Friday. 5pm. The strangest thing just happened. An email from management arrived saying: ‘In accordance with the firm's new work-life balance strategy, the email client will be paused today at 5.30pm and will reopen on Monday at 8.30am. All messages sent during the weekend will be held by the client and delivered on Monday morning. All staff are requested to enjoy the weekend. Management are exploring the possibility of also pausing the email system overnight during the working week.’ You don't get it. What's got into them? A colleague stops by. Apparently, the union pushed for this. Management agreed because they thought it’d be good PR. The local news channel's running a story on it tonight. Whatever, it seems like brilliant news and the office is buzzing.

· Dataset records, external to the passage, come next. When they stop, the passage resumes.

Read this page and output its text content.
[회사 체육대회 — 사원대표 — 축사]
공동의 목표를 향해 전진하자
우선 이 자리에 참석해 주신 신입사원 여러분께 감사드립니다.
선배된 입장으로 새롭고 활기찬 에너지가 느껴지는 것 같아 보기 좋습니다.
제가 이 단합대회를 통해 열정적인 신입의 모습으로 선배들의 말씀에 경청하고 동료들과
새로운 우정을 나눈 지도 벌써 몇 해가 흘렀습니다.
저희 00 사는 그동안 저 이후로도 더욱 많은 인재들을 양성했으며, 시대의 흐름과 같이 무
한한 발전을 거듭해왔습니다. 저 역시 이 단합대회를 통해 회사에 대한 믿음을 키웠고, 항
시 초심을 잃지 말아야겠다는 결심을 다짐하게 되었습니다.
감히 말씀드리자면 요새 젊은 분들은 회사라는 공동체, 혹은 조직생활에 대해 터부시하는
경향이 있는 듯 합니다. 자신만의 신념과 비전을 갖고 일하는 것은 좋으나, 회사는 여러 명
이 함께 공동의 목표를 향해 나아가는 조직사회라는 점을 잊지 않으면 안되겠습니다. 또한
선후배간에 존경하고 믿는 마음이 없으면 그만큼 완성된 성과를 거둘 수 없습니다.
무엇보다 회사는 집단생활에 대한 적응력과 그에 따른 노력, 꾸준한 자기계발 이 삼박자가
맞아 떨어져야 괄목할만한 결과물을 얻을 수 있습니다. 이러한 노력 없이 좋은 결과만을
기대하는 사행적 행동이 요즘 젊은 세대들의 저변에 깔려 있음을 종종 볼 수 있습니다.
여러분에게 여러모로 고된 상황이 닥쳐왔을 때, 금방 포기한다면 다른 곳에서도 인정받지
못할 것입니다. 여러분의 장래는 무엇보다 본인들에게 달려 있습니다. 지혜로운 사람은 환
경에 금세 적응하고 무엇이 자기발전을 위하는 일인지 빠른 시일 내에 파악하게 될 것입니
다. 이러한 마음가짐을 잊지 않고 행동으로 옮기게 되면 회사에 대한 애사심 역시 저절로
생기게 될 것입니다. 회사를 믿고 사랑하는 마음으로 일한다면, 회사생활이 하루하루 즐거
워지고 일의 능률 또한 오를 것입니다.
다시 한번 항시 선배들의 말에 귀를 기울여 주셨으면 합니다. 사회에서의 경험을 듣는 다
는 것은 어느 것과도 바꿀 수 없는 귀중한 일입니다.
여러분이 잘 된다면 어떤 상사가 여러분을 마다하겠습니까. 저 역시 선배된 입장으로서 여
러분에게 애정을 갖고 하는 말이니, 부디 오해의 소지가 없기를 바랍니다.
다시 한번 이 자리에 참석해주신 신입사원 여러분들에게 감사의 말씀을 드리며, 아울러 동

It's hard to believe that any company would make such a move, right? Or that an employer would install an open source operating system on all of its computers and encourage all staff to use a Tor browser. But why not imagine such collective moves toward slow computing? For all that slowing down requires individuals to adjust their practices and create individual choreographies of data dancing to secure data sovereignty, slow computing collectively is ultimately what's needed. Workplaces are as good an arena to begin as any. In fact, given the reality of ‘working time drift’ there are few sites as appropriate to implementing the slowness in slow computing. In this regard, therefore, we tip our hats to the French ‘right to disconnect’ policy, a move akin to what we have mentioned in our imagined example. Workers in French companies with more than 50 employees now have the right to negotiate times when they will not be obliged to check emails or text messages. Companies in other jurisdictions have implemented similar policies aimed at protecting their workers from stress-related illnesses and burnout and ensuring they get suitable rest. For example, Volkswagen blocks work email being sent to the mobile phones of workers between 6pm and 7am, and Daimler permits workers going on holiday to automatically delete all new emails while they are away. Those seem like positive steps in the right direction.